With the support of the people who work with otransitional housing, I finally found an affordable and decent place to live after being disappointed so many times. On the outside, I have little support. Many people have negative things to say about where I will be living. An offer of help to move hasn’t been seen from many who pretend to care. But I don’t see these people living in million dollar homes and in top notch neighborhoods so how dare they talk about what God has prepared for me? How dare they mock what God has given me? If God is in my midst, then they are mocking Him! May God have mercy on their souls.

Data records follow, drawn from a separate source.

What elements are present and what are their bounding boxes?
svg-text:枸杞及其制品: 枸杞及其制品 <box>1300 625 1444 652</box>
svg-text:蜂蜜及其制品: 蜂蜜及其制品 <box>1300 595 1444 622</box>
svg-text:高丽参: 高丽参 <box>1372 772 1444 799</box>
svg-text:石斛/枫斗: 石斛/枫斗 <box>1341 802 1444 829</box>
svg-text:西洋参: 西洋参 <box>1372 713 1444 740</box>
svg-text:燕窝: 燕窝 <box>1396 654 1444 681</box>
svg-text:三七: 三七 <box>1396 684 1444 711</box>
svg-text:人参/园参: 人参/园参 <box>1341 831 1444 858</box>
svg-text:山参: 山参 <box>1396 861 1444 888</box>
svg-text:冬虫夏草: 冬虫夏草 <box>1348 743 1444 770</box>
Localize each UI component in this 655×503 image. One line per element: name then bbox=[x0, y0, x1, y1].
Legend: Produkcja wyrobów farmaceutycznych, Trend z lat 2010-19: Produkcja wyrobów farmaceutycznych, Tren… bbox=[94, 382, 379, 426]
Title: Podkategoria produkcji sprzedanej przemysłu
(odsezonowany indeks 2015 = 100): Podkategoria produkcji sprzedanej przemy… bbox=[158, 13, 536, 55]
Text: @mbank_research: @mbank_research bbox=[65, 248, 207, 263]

If God gave me a shack, I would treat it as a mansion. If He gave me car on its last leg, I would treat the car like it was gold. I have learned that we have to be thankful for the small blessings and treat them with care so that He can bless us with greater things. I am starting a new life and I am starting from the bottom. With God, I will make it to the top. I know some days will be more trying than others. Each day won’t be peaches and cream. I know I have flaws but I put forth an effort each day to correct them. So people can mock and they can laugh but I know who I belong to. I belong to a God who forever provides and who Has been the best friend I could ever have. Lord, I praise you through the stress, frustration and turmoil. And I thank you for my new home. It may not be fancy but I will treat like it is. I give you all of my praise! I have faith that You are definitely in my midst.